If you are planning to apply to graduate school, you are probably spending some time thinking about how to bolster your non-profit experience on your resume -- perhaps incorporating some elements of leadership, international service, or something scalable that can persist after you go off to school.

You see, volunteering doesn't just mean strolling down to the local Big Brothers, Big Sisters and giving up a few hours of your day anymore (although if that is what you are into, aggregator websites have made this easier than it has ever been).  The rise of dynamic internet startups mean that nearly anything can be experimented with on a small scale.  These days, what starts as a volunteer business can grow into a real one, and it can define what type of role you see yourself playing in your community.

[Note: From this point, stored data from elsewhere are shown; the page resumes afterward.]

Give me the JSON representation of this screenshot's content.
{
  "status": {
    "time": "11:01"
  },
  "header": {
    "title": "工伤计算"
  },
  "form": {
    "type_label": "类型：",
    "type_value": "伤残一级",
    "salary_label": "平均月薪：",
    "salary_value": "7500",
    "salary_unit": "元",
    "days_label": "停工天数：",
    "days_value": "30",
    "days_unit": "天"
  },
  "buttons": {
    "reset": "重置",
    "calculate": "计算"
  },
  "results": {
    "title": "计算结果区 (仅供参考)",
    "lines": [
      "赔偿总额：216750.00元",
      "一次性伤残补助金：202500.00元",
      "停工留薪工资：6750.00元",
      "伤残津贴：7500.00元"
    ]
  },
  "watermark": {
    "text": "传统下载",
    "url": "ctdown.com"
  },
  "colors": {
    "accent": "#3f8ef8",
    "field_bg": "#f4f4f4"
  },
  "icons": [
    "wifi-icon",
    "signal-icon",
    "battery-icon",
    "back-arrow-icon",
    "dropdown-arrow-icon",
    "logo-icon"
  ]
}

You might be a raiser.  Take Donors Choose -- what amounts to a Kickstarter for teachers.  The founder, who is listed on the website as earning about $240,000 a year from his small business, was a teacher who decided one day to create a webpage promoting all the projects teachers wanted to do for their students and asking for funding from the local community.  It started small and grew from there.  The fact is, an entire economy of giving to new products and causes is evolving, and there are many opportunities outside of Kickstarter, IndieGoGo and Kiva to have an impact.

You might be a maker.  The maker economy is growing fast thanks to the rise of 3d printers, which allow practically anyone to make a product without resorting to factories or assembly lines.  This Bloomberg article talks about a 'fab lab', founded in Detroit for $250,000, that gives inner city youths an opportunity to make their own bikes.  These labs can be built anywhere in the world (India, for example) and cost relatively little to initiate, but can provide both entertainment and employment for locals.  Of course, you might want to make something in the lab instead of making the lab itself.  There, too, you can find volunteer opportunities, collaborating to create a new product like this Nifty Minidrive mentioned in the article.

You might be a sharer.  The sharing economy is getting so big that the (non-sharing?) economy is getting a bit nervous and trying to squelch it, but this way of life is not going away anytime soon.  Beaucoup websites and apps such as Uber, AirBnB and Taskrabbit have each wound up creating disruptive micro-economies of their own.  Not only are there opportunities out there to create local, small scale versions of these types of services (like a neighborhood share shed for power tools or a group time share on boats or a pier) in your own neighborhood, you just might come up with the next big idea that blows up into something much bigger.

So think about which of these roles best suit you -- or come up with one of your own -- our very own founders, David Thomas and Evan Forster, did just that when they created Essay Busters.  One thing's for certain -- there are no shortage of people out there who need your help.